I like listening to Old Time Radio podcasts. One that I especially enjoy these days is the old 1940's Superman radio program. As a mere historical curiosity, it's worth noting if only because it was the radio program--and not the comics--that introduced the characters of Jimmy Olsen and Perry White, but it's actually fairly entertaining, too! And, at a mere 15 minutes (or less) per episode, it's not too difficult to fit in between other tasks.
There are, of course, the elements of the program's era which can be a bit eyebrow-raising in the modern era. Besides less than politically correct depictions of Asians and American Indians, for example, this Superman doesn't seem to mind putting bad guys in mortal peril in order to get them to surrender (although, even as far back as then, I haven't noticed that he's actively killed anyone. More than a few bad guys have died as a result of their own machinations, though!). And, honestly, this version of Superman seems unusually slow to me. I'm used to reading about and seeing a Superman who can move so fast that he can travel practically anywhere in the world in the blink of an eye, should he so choose. Although the programs do use a variation of the traditional "faster than a speeding bullet" line (it changes every now and again. The episode I'm listening to now says that Superman can "race a speeding bullet to its target," which is certainly close enough), I'm constantly getting the impression that Superman himself is unsure that he can make it from Point A to Point B quickly enough to save the day.

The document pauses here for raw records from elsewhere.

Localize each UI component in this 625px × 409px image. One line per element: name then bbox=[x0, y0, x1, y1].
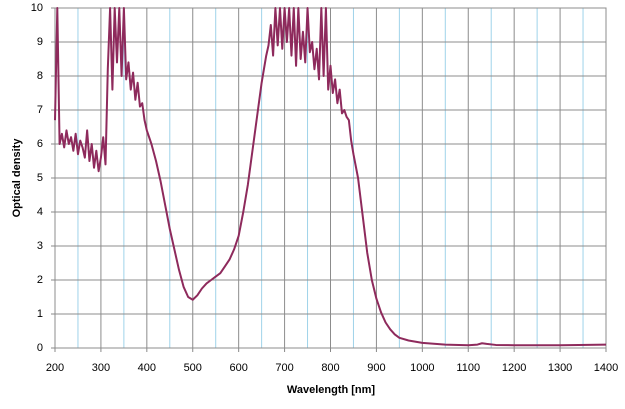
x-tick-label: 800 bbox=[321, 362, 339, 374]
y-tick-label: 3 bbox=[37, 240, 43, 252]
x-tick-label: 1000 bbox=[410, 362, 434, 374]
x-tick-label: 1400 bbox=[594, 362, 618, 374]
x-tick-label: 1200 bbox=[502, 362, 526, 374]
x-tick-label: 400 bbox=[138, 362, 156, 374]
y-tick-label: 8 bbox=[37, 70, 43, 82]
y-tick-label: 10 bbox=[31, 2, 43, 14]
x-tick-label: 700 bbox=[275, 362, 293, 374]
x-tick-label: 600 bbox=[229, 362, 247, 374]
y-tick-label: 2 bbox=[37, 274, 43, 286]
y-tick-label: 1 bbox=[37, 308, 43, 320]
y-tick-label: 5 bbox=[37, 172, 43, 184]
x-tick-label: 300 bbox=[92, 362, 110, 374]
y-tick-label: 6 bbox=[37, 138, 43, 150]
x-tick-label: 500 bbox=[184, 362, 202, 374]
x-tick-label: 900 bbox=[367, 362, 385, 374]
data-line bbox=[54, 7, 607, 347]
y-tick-label: 0 bbox=[37, 342, 43, 354]
y-axis-title: Optical density bbox=[11, 138, 23, 218]
x-axis-title: Wavelength [nm] bbox=[287, 384, 376, 396]
y-tick-label: 9 bbox=[37, 36, 43, 48]
x-tick-label: 1300 bbox=[548, 362, 572, 374]
y-tick-label: 4 bbox=[37, 206, 43, 218]
x-tick-label: 200 bbox=[46, 362, 64, 374]
y-tick-label: 7 bbox=[37, 104, 43, 116]
x-tick-label: 1100 bbox=[456, 362, 480, 374]
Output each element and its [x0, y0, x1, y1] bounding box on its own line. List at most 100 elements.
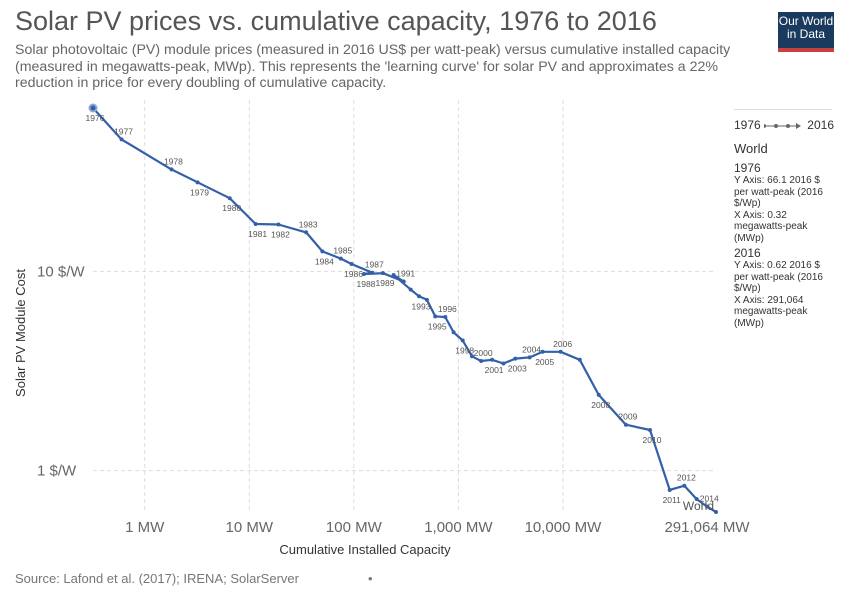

Obviously, at least some of this is simply a side effect of the need to build tension in an action-packed radio adventure. And, generally, they succeed at their goal. It's also really pretty remarkable how voice actor Bud Collyer (who also hosted some early game shows, so I've just gotta respect him!) was able to switch his voice down an octave or so from what he used as Clark Kent to the voice he used for Superman. It's as close as one could hope for in a non-visual medium to actually seeing Kent rip open his shirt to don the red and blue tights.
Hundreds of episodes were made over the course of more than a decade. Not all them exist anymore, but there are more than enough to keep you going for quite a while, especially at the rate of two or three a week (which is about how often the episodes were broadcast in the 1940's, as well). You can find a good supply of episodes for free download (they're believed to be in the Public Domain now) over at the Internet Archive.